The Yankees surged in the early months as well, with Yogi Berra supplying twelve homers for the team, many of which coming against pitchers who feared to put him on base with Mantle on deck. Consequently, the duo had started being touted as the most explosive batting duo since the Babe and Lou Gehrig. By mid season, the Yanks were the class of the league, though, sportswriters and fans were focusing on Mantle’s individual feats more than those of the club. It was a moon shot during a double-header against the Senators on Memorial Day that catapulted him to national fame, prompting cover stories on him in numerous major magazines, including Time and Newsweek.

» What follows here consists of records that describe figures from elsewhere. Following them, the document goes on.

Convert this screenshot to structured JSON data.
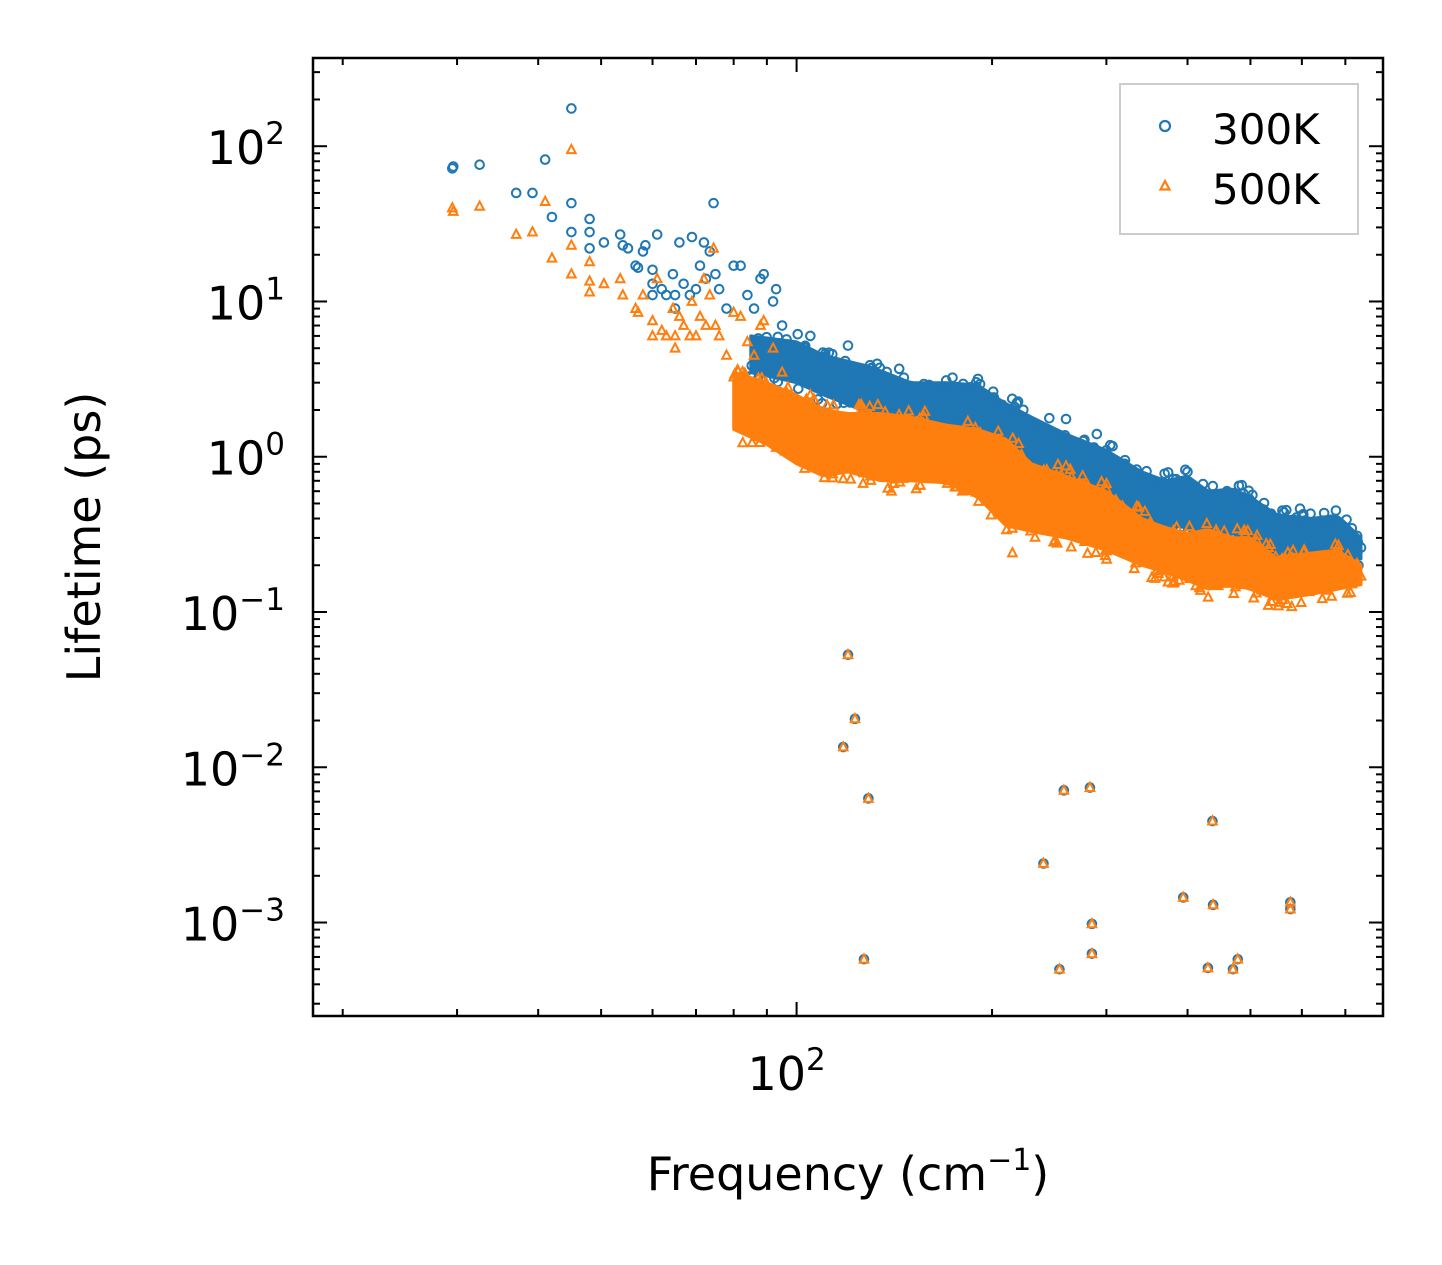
{
  "chart_data": {
    "type": "scatter",
    "title": "",
    "xlabel": "Frequency (cm",
    "xlabel_sup": "−1",
    "xlabel_close": ")",
    "ylabel": "Lifetime (ps)",
    "xscale": "log",
    "yscale": "log",
    "xlim": [
      18,
      800
    ],
    "ylim": [
      0.00025,
      370
    ],
    "x_tick_labels": [
      {
        "value": 100,
        "base": "10",
        "exp": "2"
      }
    ],
    "y_tick_labels": [
      {
        "value": 100,
        "base": "10",
        "exp": "2"
      },
      {
        "value": 10,
        "base": "10",
        "exp": "1"
      },
      {
        "value": 1,
        "base": "10",
        "exp": "0"
      },
      {
        "value": 0.1,
        "base": "10",
        "exp": "−1"
      },
      {
        "value": 0.01,
        "base": "10",
        "exp": "−2"
      },
      {
        "value": 0.001,
        "base": "10",
        "exp": "−3"
      }
    ],
    "legend": {
      "position": "top-right"
    },
    "series": [
      {
        "name": "300K",
        "color": "#1f77b4",
        "marker": "circle",
        "points": [
          [
            29.5,
            72
          ],
          [
            29.6,
            74
          ],
          [
            32.5,
            76
          ],
          [
            37,
            50
          ],
          [
            39.2,
            50
          ],
          [
            41,
            82
          ],
          [
            42,
            35
          ],
          [
            45,
            175
          ],
          [
            45,
            43
          ],
          [
            45,
            28
          ],
          [
            48,
            34
          ],
          [
            48,
            28
          ],
          [
            48,
            22
          ],
          [
            50.5,
            24
          ],
          [
            53.5,
            27
          ],
          [
            54,
            23
          ],
          [
            55,
            22
          ],
          [
            56.5,
            17
          ],
          [
            57,
            16.5
          ],
          [
            58,
            21
          ],
          [
            58.5,
            23
          ],
          [
            60,
            16
          ],
          [
            60,
            13
          ],
          [
            60,
            11
          ],
          [
            61,
            27
          ],
          [
            62,
            12
          ],
          [
            63,
            11
          ],
          [
            64.5,
            15
          ],
          [
            65,
            11
          ],
          [
            65,
            9
          ],
          [
            66,
            24
          ],
          [
            67,
            13
          ],
          [
            68.5,
            11
          ],
          [
            69,
            26
          ],
          [
            70,
            12
          ],
          [
            71,
            17
          ],
          [
            72,
            24
          ],
          [
            72.5,
            14
          ],
          [
            73.5,
            21
          ],
          [
            74.5,
            43
          ],
          [
            75,
            15
          ],
          [
            76,
            12
          ],
          [
            78,
            9
          ],
          [
            80,
            17
          ],
          [
            82,
            17
          ],
          [
            84,
            11
          ],
          [
            86,
            9
          ],
          [
            88,
            14
          ],
          [
            89,
            15
          ],
          [
            92,
            10
          ],
          [
            93,
            12
          ],
          [
            95,
            7
          ],
          [
            100,
            5
          ],
          [
            105,
            6
          ],
          [
            110,
            4
          ],
          [
            120,
            5.2
          ],
          [
            125,
            3.4
          ],
          [
            130,
            2.9
          ],
          [
            140,
            2.6
          ],
          [
            150,
            2.8
          ],
          [
            160,
            2.9
          ],
          [
            170,
            3.1
          ],
          [
            185,
            2.8
          ],
          [
            200,
            2.3
          ],
          [
            215,
            1.8
          ],
          [
            230,
            1.6
          ],
          [
            250,
            1.35
          ],
          [
            260,
            1.75
          ],
          [
            275,
            1.2
          ],
          [
            290,
            1.4
          ],
          [
            300,
            1.1
          ],
          [
            320,
            0.9
          ],
          [
            340,
            0.7
          ],
          [
            360,
            0.6
          ],
          [
            380,
            0.72
          ],
          [
            400,
            0.8
          ],
          [
            420,
            0.55
          ],
          [
            440,
            0.5
          ],
          [
            460,
            0.6
          ],
          [
            480,
            0.65
          ],
          [
            500,
            0.5
          ],
          [
            530,
            0.4
          ],
          [
            560,
            0.45
          ],
          [
            600,
            0.42
          ],
          [
            650,
            0.38
          ],
          [
            700,
            0.3
          ],
          [
            740,
            0.26
          ],
          [
            120,
            0.053
          ],
          [
            123,
            0.0205
          ],
          [
            118,
            0.0135
          ],
          [
            129,
            0.0063
          ],
          [
            127,
            0.00058
          ],
          [
            240,
            0.0024
          ],
          [
            258,
            0.0071
          ],
          [
            283,
            0.0074
          ],
          [
            254,
            0.0005
          ],
          [
            285,
            0.00098
          ],
          [
            285,
            0.00063
          ],
          [
            394,
            0.00145
          ],
          [
            437,
            0.0045
          ],
          [
            438,
            0.0013
          ],
          [
            430,
            0.00051
          ],
          [
            470,
            0.0005
          ],
          [
            478,
            0.00058
          ],
          [
            576,
            0.00135
          ],
          [
            576,
            0.00122
          ]
        ]
      },
      {
        "name": "500K",
        "color": "#ff7f0e",
        "marker": "triangle",
        "points": [
          [
            29.5,
            40
          ],
          [
            29.6,
            38
          ],
          [
            32.5,
            41
          ],
          [
            37,
            27
          ],
          [
            39.2,
            28
          ],
          [
            41,
            44
          ],
          [
            42,
            19
          ],
          [
            45,
            95
          ],
          [
            45,
            23
          ],
          [
            45,
            15
          ],
          [
            48,
            18
          ],
          [
            48,
            13.5
          ],
          [
            48,
            11.5
          ],
          [
            50.5,
            13
          ],
          [
            53.5,
            14
          ],
          [
            54,
            11
          ],
          [
            56.5,
            9
          ],
          [
            57,
            8.5
          ],
          [
            58,
            11
          ],
          [
            60,
            7.5
          ],
          [
            60,
            6
          ],
          [
            61,
            14
          ],
          [
            62,
            6.5
          ],
          [
            63,
            6
          ],
          [
            64.5,
            9
          ],
          [
            65,
            6
          ],
          [
            65,
            5
          ],
          [
            66,
            8
          ],
          [
            67,
            7
          ],
          [
            68.5,
            6
          ],
          [
            69,
            10
          ],
          [
            70,
            6
          ],
          [
            71,
            8
          ],
          [
            72,
            14
          ],
          [
            72.5,
            7
          ],
          [
            73.5,
            11
          ],
          [
            74.5,
            22
          ],
          [
            75,
            7
          ],
          [
            76,
            6
          ],
          [
            78,
            4.5
          ],
          [
            80,
            8.5
          ],
          [
            82,
            8
          ],
          [
            84,
            5.5
          ],
          [
            86,
            4.5
          ],
          [
            88,
            7
          ],
          [
            89,
            7.5
          ],
          [
            92,
            5
          ],
          [
            95,
            3.5
          ],
          [
            100,
            2.2
          ],
          [
            105,
            2.5
          ],
          [
            110,
            1.4
          ],
          [
            118,
            0.72
          ],
          [
            125,
            0.95
          ],
          [
            130,
            0.75
          ],
          [
            140,
            0.6
          ],
          [
            150,
            1.1
          ],
          [
            160,
            1.2
          ],
          [
            170,
            0.9
          ],
          [
            180,
            0.6
          ],
          [
            185,
            1.3
          ],
          [
            200,
            1.0
          ],
          [
            215,
            0.24
          ],
          [
            230,
            0.75
          ],
          [
            250,
            0.55
          ],
          [
            260,
            0.87
          ],
          [
            275,
            0.58
          ],
          [
            290,
            0.42
          ],
          [
            300,
            0.28
          ],
          [
            320,
            0.33
          ],
          [
            340,
            0.24
          ],
          [
            360,
            0.22
          ],
          [
            380,
            0.17
          ],
          [
            400,
            0.19
          ],
          [
            420,
            0.22
          ],
          [
            440,
            0.17
          ],
          [
            460,
            0.2
          ],
          [
            480,
            0.22
          ],
          [
            500,
            0.16
          ],
          [
            530,
            0.18
          ],
          [
            560,
            0.12
          ],
          [
            600,
            0.17
          ],
          [
            650,
            0.14
          ],
          [
            700,
            0.16
          ],
          [
            740,
            0.17
          ],
          [
            120,
            0.053
          ],
          [
            123,
            0.0205
          ],
          [
            118,
            0.0135
          ],
          [
            129,
            0.0063
          ],
          [
            127,
            0.00058
          ],
          [
            240,
            0.0024
          ],
          [
            258,
            0.0071
          ],
          [
            283,
            0.0074
          ],
          [
            254,
            0.0005
          ],
          [
            285,
            0.00098
          ],
          [
            285,
            0.00063
          ],
          [
            394,
            0.00145
          ],
          [
            437,
            0.0045
          ],
          [
            438,
            0.0013
          ],
          [
            430,
            0.00051
          ],
          [
            470,
            0.0005
          ],
          [
            478,
            0.00058
          ],
          [
            576,
            0.00135
          ],
          [
            576,
            0.00122
          ]
        ]
      }
    ],
    "bands": [
      {
        "series": "300K",
        "color": "#1f77b4",
        "upper": [
          [
            85,
            6
          ],
          [
            100,
            5.5
          ],
          [
            110,
            4.5
          ],
          [
            130,
            3.8
          ],
          [
            150,
            3.0
          ],
          [
            170,
            3.0
          ],
          [
            190,
            2.9
          ],
          [
            210,
            2.2
          ],
          [
            230,
            1.8
          ],
          [
            260,
            1.4
          ],
          [
            300,
            1.1
          ],
          [
            340,
            0.8
          ],
          [
            370,
            0.7
          ],
          [
            400,
            0.75
          ],
          [
            430,
            0.6
          ],
          [
            470,
            0.62
          ],
          [
            500,
            0.55
          ],
          [
            550,
            0.42
          ],
          [
            620,
            0.4
          ],
          [
            680,
            0.42
          ],
          [
            740,
            0.3
          ]
        ],
        "lower": [
          [
            85,
            3.5
          ],
          [
            100,
            3.0
          ],
          [
            110,
            2.5
          ],
          [
            130,
            1.9
          ],
          [
            150,
            1.7
          ],
          [
            170,
            1.6
          ],
          [
            190,
            1.4
          ],
          [
            210,
            0.9
          ],
          [
            230,
            0.75
          ],
          [
            260,
            0.65
          ],
          [
            300,
            0.55
          ],
          [
            340,
            0.4
          ],
          [
            370,
            0.36
          ],
          [
            400,
            0.35
          ],
          [
            430,
            0.3
          ],
          [
            470,
            0.32
          ],
          [
            500,
            0.28
          ],
          [
            550,
            0.22
          ],
          [
            620,
            0.24
          ],
          [
            680,
            0.23
          ],
          [
            740,
            0.22
          ]
        ]
      },
      {
        "series": "500K",
        "color": "#ff7f0e",
        "upper": [
          [
            80,
            3.5
          ],
          [
            90,
            3.0
          ],
          [
            100,
            2.5
          ],
          [
            110,
            2.0
          ],
          [
            120,
            1.9
          ],
          [
            135,
            1.9
          ],
          [
            150,
            1.8
          ],
          [
            170,
            1.6
          ],
          [
            190,
            1.5
          ],
          [
            210,
            1.3
          ],
          [
            230,
            0.9
          ],
          [
            260,
            0.75
          ],
          [
            300,
            0.6
          ],
          [
            340,
            0.4
          ],
          [
            370,
            0.35
          ],
          [
            400,
            0.32
          ],
          [
            430,
            0.34
          ],
          [
            470,
            0.3
          ],
          [
            500,
            0.3
          ],
          [
            550,
            0.22
          ],
          [
            620,
            0.24
          ],
          [
            680,
            0.25
          ],
          [
            740,
            0.2
          ]
        ],
        "lower": [
          [
            80,
            1.5
          ],
          [
            90,
            1.2
          ],
          [
            100,
            0.9
          ],
          [
            110,
            0.75
          ],
          [
            120,
            0.8
          ],
          [
            135,
            0.7
          ],
          [
            150,
            0.7
          ],
          [
            170,
            0.68
          ],
          [
            190,
            0.55
          ],
          [
            210,
            0.36
          ],
          [
            230,
            0.33
          ],
          [
            260,
            0.3
          ],
          [
            300,
            0.25
          ],
          [
            340,
            0.2
          ],
          [
            370,
            0.18
          ],
          [
            400,
            0.16
          ],
          [
            430,
            0.14
          ],
          [
            470,
            0.15
          ],
          [
            500,
            0.14
          ],
          [
            550,
            0.12
          ],
          [
            620,
            0.13
          ],
          [
            680,
            0.14
          ],
          [
            740,
            0.15
          ]
        ]
      }
    ]
  }
}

Hitting left-handed in Yankee Stadium, the home run, which came off of Pedro Ramos, struck the right field grandstand’s filigreed facade, only eighteen inches from the top of the Stadium roof. Had it not been stopped, the ball would have traveled more than 600 feet, and, Mantle would have been the first player to hit a fair ball out of the hallowed park. His home run won the game for the Bombers, and, to add insult to injury, Mickey would hit a 450 foot blast into the right-field bleachers during the second game, also providing the difference in the Yankee win.
Both Mickey and the Yanks kept up their furious pace well into the summer. With the coming of September, Mantle had 47 home runs, needing 14 to break Ruth’s record. Additionally, he had a good chance at the Triple Crown, as he was leading both the American and National Leagues in batting average, RBIs, and home runs – something that nobody had done since Ted Williams in 1942.
Though a pulled groin muscle in the first week of the month would keep the center fielder from reaching the Bambino’s mark, he was able to finish strong in Boston during the last week of September. He would go on to win the Triple Crown of both leagues, hitting .353, with 52 home runs and 130 RBIs, joining Williams, Lou Gehrig, and Rogers Hornsby as the only players to ever do so. Additionally, he led both leagues in total bases with 376, runs scored with 132, and slugging with a .705 percentage.
His performance made him a unanimous selection for the leagues Most Valuable Player award, as well as the Hickok Belt, which was awarded to the Professional Athlete of the Year. More importantly, Mantle’s production drove the Yankees to another pennant, Casey Stengel’s seventh in eight years, and eventually, another World Series title.
Pictured is the young 24-year old, as he kneels in the on-deck circle in the middle of his greatest season. Little did he know that for the next 10 years, Mantle would not only be the top player in baseball, but also the best-loved and most widely idolized of all athletes during his epoch.